Even large teams could use this, but in general there are a lot of gains to be made in larger teams with a different or hybrid model.

Dictator and lieutenant model

This is a highly hierarchical model where one individual has commit rights to a blessed repository that everyone else fetches from. Changes are fetched from developers by lieutenants responsible for specific subsystems and merged and tested. Lieutenant branches are then fetched by the dictator then merged and pushed into the blessed repository, where the cycle starts over again.

The process works like this:

1. Regular developers work on their topic branch and rebase their work on top of master. The master branch is that of the dictator.
2. Lieutenants merge the developers topic branches into their master branch.
3. The dictator merges the lieutenants master branches into the dictator master branch.
4. The dictator pushes their master to the reference repository so the other developers can rebase on it.

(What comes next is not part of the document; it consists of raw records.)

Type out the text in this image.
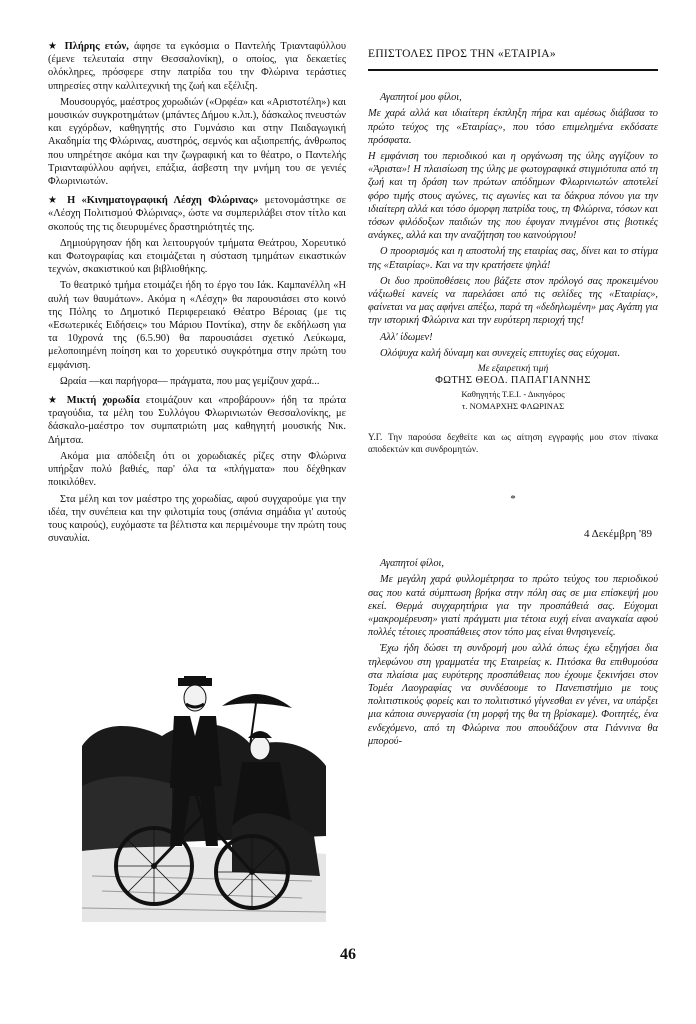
★ Πλήρης ετών, άφησε τα εγκόσμια ο Παντελής Τριανταφύλλου (έμενε τελευταία στην Θεσσαλονίκη), ο οποίος, για δεκαετίες ολόκληρες, πρόσφερε στην πατρίδα του την Φλώρινα τεράστιες υπηρεσίες στην καλλιτεχνική της ζωή και εξέλιξη.

Μουσουργός, μαέστρος χορωδιών («Ορφέα» και «Αριστοτέλη») και μουσικών συγκροτημάτων (μπάντες Δήμου κ.λπ.), δάσκαλος πνευστών και εγχόρδων, καθηγητής στο Γυμνάσιο και στην Παιδαγωγική Ακαδημία της Φλώρινας, αυστηρός, σεμνός και αξιοπρεπής, άνθρωπος που υπηρέτησε ακόμα και την ζωγραφική και το θέατρο, ο Παντελής Τριανταφύλλου αφήνει, επάξια, άσβεστη την μνήμη του σε γενιές Φλωρινιωτών.

★ Η «Κινηματογραφική Λέσχη Φλώρινας» μετονομάστηκε σε «Λέσχη Πολιτισμού Φλώρινας», ώστε να συμπεριλάβει στον τίτλο και σκοπούς της τις διευρυμένες δραστηριότητές της.

Δημιούργησαν ήδη και λειτουργούν τμήματα Θεάτρου, Χορευτικό και Φωτογραφίας και ετοιμάζεται η σύσταση τμημάτων εικαστικών τεχνών, σκακιστικού και βιβλιοθήκης.

Το θεατρικό τμήμα ετοιμάζει ήδη το έργο του Ιάκ. Καμπανέλλη «Η αυλή των θαυμάτων». Ακόμα η «Λέσχη» θα παρουσιάσει στο κοινό της Πόλης το Δημοτικό Περιφερειακό Θέατρο Βέροιας (με τις «Εσωτερικές Ειδήσεις» του Μάριου Ποντίκα), στην δε εκδήλωση για τα 10χρονά της (6.5.90) θα παρουσιάσει σχετικό Λεύκωμα, μελοποιημένη ποίηση και το χορευτικό συγκρότημα στην πρώτη του εμφάνιση.

Ωραία —και παρήγορα— πράγματα, που μας γεμίζουν χαρά...

★ Μικτή χορωδία ετοιμάζουν και «προβάρουν» ήδη τα πρώτα τραγούδια, τα μέλη του Συλλόγου Φλωρινιωτών Θεσσαλονίκης, με δάσκαλο-μαέστρο τον συμπατριώτη μας καθηγητή μουσικής Νικ. Δήμτσα.

Ακόμα μια απόδειξη ότι οι χορωδιακές ρίζες στην Φλώρινα υπήρξαν πολύ βαθιές, παρ' όλα τα «πλήγματα» που δέχθηκαν ποικιλόθεν.

Στα μέλη και τον μαέστρο της χορωδίας, αφού συγχαρούμε για την ιδέα, την συνέπεια και την φιλοτιμία τους (σπάνια σημάδια γι' αυτούς τους καιρούς), ευχόμαστε τα βέλτιστα και περιμένουμε την πρώτη τους συναυλία.

ΕΠΙΣΤΟΛΕΣ ΠΡΟΣ ΤΗΝ «ΕΤΑΙΡΙΑ»

Αγαπητοί μου φίλοι,

Με χαρά αλλά και ιδιαίτερη έκπληξη πήρα και αμέσως διάβασα το πρώτο τεύχος της «Εταιρίας», που τόσο επιμελημένα εκδόσατε πρόσφατα.

Η εμφάνιση του περιοδικού και η οργάνωση της ύλης αγγίζουν το «Άριστα»! Η πλαισίωση της ύλης με φωτογραφικά στιγμιότυπα από τη ζωή και τη δράση των πρώτων απόδημων Φλωρινιωτών αποτελεί φόρο τιμής στους αγώνες, τις αγωνίες και τα δάκρυα πόνου για την ιδιαίτερη αλλά και τόσο όμορφη πατρίδα τους, τη Φλώρινα, τόσων και τόσων φιλόδοξων παιδιών της που έφυγαν πνιγμένοι στις βιοτικές ανάγκες, αλλά και την αναζήτηση του καινούργιου!

Ο προορισμός και η αποστολή της εταιρίας σας, δίνει και το στίγμα της «Εταιρίας». Και να την κρατήσετε ψηλά!

Οι δυο προϋποθέσεις που βάζετε στον πρόλογό σας προκειμένου νάξιωθεί κανείς να παρελάσει από τις σελίδες της «Εταιρίας», φαίνεται να μας αφήνει απέξω, παρά τη «δεδηλωμένη» μας Αγάπη για την ιστορική Φλώρινα και την ευρύτερη περιοχή της!

Αλλ' ίδωμεν!

Ολόψυχα καλή δύναμη και συνεχείς επιτυχίες σας εύχομαι.

Με εξαιρετική τιμή
ΦΩΤΗΣ ΘΕΟΔ. ΠΑΠΑΓΙΑΝΝΗΣ
Καθηγητής Τ.Ε.Ι. - Δικηγόρος
τ. ΝΟΜΑΡΧΗΣ ΦΛΩΡΙΝΑΣ

Υ.Γ. Την παρούσα δεχθείτε και ως αίτηση εγγραφής μου στον πίνακα αποδεκτών και συνδρομητών.

*
4 Δεκέμβρη '89

Αγαπητοί φίλοι,

Με μεγάλη χαρά φυλλομέτρησα το πρώτο τεύχος του περιοδικού σας που κατά σύμπτωση βρήκα στην πόλη σας σε μια επίσκεψή μου εκεί. Θερμά συγχαρητήρια για την προσπάθειά σας. Εύχομαι «μακρομέρευση» γιατί πράγματι μια τέτοια ευχή είναι αναγκαία αφού πολλές τέτοιες προσπάθειες στον τόπο μας είναι θνησιγενείς.

Έχω ήδη δώσει τη συνδρομή μου αλλά όπως έχω εξηγήσει δια τηλεφώνου στη γραμματέα της Εταιρείας κ. Πιτόσκα θα επιθυμούσα στα πλαίσια μας ευρύτερης προσπάθειας που έχουμε ξεκινήσει στον Τομέα Λαογραφίας να συνδέσουμε το Πανεπιστήμιο με τους πολιτιστικούς φορείς και το πολιτιστικό γίγνεσθαι εν γένει, να υπάρξει μια κάποια συνεργασία (τη μορφή της θα τη βρίσκαμε). Φοιτητές, ένα ενδεχόμενο, από τη Φλώρινα που σπουδάζουν στα Γιάννινα θα μπορού-

46
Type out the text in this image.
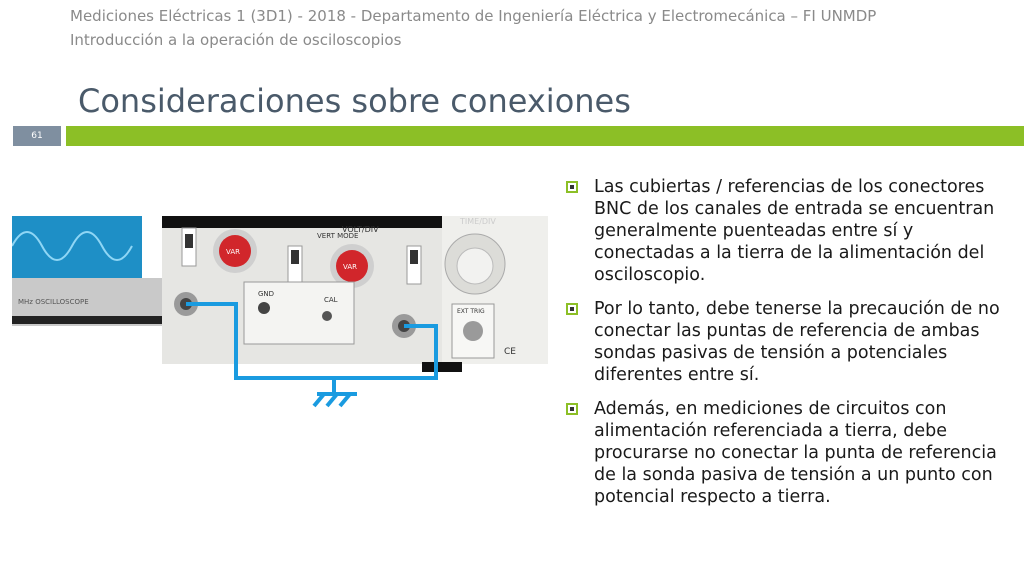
Mediciones Eléctricas 1 (3D1) - 2018 - Departamento de Ingeniería Eléctrica y Electromecánica – FI UNMDP
Introducción a la operación de osciloscopios
Consideraciones sobre conexiones
61
MHz OSCILLOSCOPE
VAR
VAR
VERT MODE
VOLT/DIV
TIME/DIV
GND
CAL
EXT TRIG
CE
Las cubiertas / referencias de los conectores BNC de los canales de entrada se encuentran generalmente puenteadas entre sí y conectadas a la tierra de la alimentación del osciloscopio.
Por lo tanto, debe tenerse la precaución de no conectar las puntas de referencia de ambas sondas pasivas de tensión a potenciales diferentes entre sí.
Además, en mediciones de circuitos con alimentación referenciada a tierra, debe procurarse no conectar la punta de referencia de la sonda pasiva de tensión a un punto con potencial respecto a tierra.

This model is much better for large teams, and can be implemented with multiple levels of lieutenants in charge of various subsystems. At any stage in this process, patches or commits can be rejected.

Integration manager model

This is where each developer has a public repository, and there is also one blessed repository. A person or core team has commit rights to it, but many other developers have public forks of that repository. When they have changes, they issue a pull request to an integration manager who merges, tests, accepts and pushes these changes.

The process works as follow:

1. The project maintainer pushes to their public repository.
2. A contributor clones that repository and makes changes.
3. The contributor pushes to their own public copy.
4. The contributor sends the maintainer an e-mail asking them to pull changes.
5. The maintainer adds the contributor repo as a remote and merges locally.
6. The maintainer pushes merged changes to the main repository.

This is largely how community-based repositories work and how many smaller open source projects are managed.